2 Replies Latest reply: Jan 3, 2013 11:39 PM by rpalafox RSS

What Worked? What Didn't?

rpalafox Novice
Currently Being Moderated

An African proverb says, “The best time to plant a tree is yesterday, the next best time is today”, that’s a good reminder that now might be a good time to reflect on which  first semester activities worked , which ones didn’t, and how can we “tweak”  those that didn’t. First semester began with some new ideas learned at the summer Social Media Workshop put on by LARC (Language Acquisition and Resource Center) at San Diego State University. Ideas were presented, explained, and modeled. My first step was to decide which “tools” would work best for my situation. I may have over planned on this one.  The plan was to use the following sites for class projects:  Storybird, Google Maps, Wallwisher, CAST, Tumblr, Today’s Meet, You Tube, and Vocaroo.  The following is quick summary of where we are today:

What worked? Why did it work? What were the problem areas?

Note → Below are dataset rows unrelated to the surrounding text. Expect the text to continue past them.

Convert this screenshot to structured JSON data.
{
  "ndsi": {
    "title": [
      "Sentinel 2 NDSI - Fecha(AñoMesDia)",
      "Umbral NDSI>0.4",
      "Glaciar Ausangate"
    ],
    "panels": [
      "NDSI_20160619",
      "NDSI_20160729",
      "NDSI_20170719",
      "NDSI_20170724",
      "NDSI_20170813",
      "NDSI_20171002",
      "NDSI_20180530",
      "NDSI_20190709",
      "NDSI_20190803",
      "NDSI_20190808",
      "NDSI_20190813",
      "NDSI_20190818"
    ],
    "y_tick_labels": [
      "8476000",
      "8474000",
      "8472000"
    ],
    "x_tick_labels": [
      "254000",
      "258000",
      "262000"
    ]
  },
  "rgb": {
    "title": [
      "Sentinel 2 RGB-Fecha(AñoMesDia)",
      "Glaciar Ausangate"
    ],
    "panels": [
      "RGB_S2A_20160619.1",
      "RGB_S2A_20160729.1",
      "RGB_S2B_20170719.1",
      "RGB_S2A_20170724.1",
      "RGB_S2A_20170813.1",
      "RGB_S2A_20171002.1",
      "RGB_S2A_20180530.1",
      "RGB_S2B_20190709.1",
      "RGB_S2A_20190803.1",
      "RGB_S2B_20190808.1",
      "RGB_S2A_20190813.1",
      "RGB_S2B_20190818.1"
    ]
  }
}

  • Using Tumblr as a class page
  • Students could submit work (text, pictures, and presentations) via email from a computer or their smart phone and there were no questions as to who did or who didn’t submit their work.
  • Not many, but the Tumblr email address for each class page must be very clear. Students must also make sure to add their name to the email.
  • Google Maps to learn about places in Spanish speaking countries.
  • Students choose their own locations and at the same time learned 21st Century skills that they can use in other classes. (researching information about each place, adding pictures for each location)
  • Pictures were a problem because not all pictures websites give permission to use their pictures. Also “embedding a picture” is a lot different than “copying and pasting” a picture.
  • Using Storybird to write a collaborative story.
  • Students had to prewrite their story and choose the pictures to go with their story as a group. One student was selected from each group to log in and write the story.
  • Students need to know how to use language tools (setting language, adding accent marks)
  • Using Wallwisher to get quick student responses to class assignments.
  • Most students had internet access at home and could do this at home and it was easy to see all comments.
  • Find a way for students without internet access (not many) to add their comments. Prompts must be worded carefully and students must not “copy” what others have written.
  • Using Vocaroo to record student responses to prompts
  • Easy access to website, students could record at home and email recording directly to teacher email.
  • Find a way for students without internet access (not many) to record their comments.

You will notice that some of the websites listed in the beginning are not listed in the summary, that’s because those still need some “tweaking”.  Your ideas, comments, or questions for me or anyone in the group are appreciated. Hope everyone has a great second semester!

  • Re: What Worked? What Didn't?
    tengrrl Apprentice
    Currently Being Moderated

    I love the proverb that you mention at the beginning of your post. Such a great roundup of tools to try too. I didn't know of Vocaroo, but now I'm going to look into it.


    When you use so many different tools (all at different sites), do you have any trouble with the different logins and multiple places to go? I'm always curious about how the process works for other teachers.


    • Re: What Worked? What Didn't?
      rpalafox Novice
      Currently Being Moderated

      Thanks, that was a tweet from someone on my twitter page. If the question is about my log in to all of the places the answer is no, I have a system that works for me. As for the students, Google Maps is the only site where students need their own log in. For Vocaroo, and Wallwisher they only need the website. For Storybird a password was generated so that individual students could use my account. At the beginning of each unit students are given a calendar for all of the classwork, homework, tests, and quizzes. At the top of the calendar all the websites are listed as well as the email to send work to Tumblr. Also, I don't use every website for every class level. This semester I may switch some sites so that different levels use different sites and hopefully all of the "bugs" from first semester have been worked out. In March I will be presenting this entire project at the California Language Teacher's Association Conference in Orange County. When the Prezi or PowerPoint is ready I'll post it here in Docentes.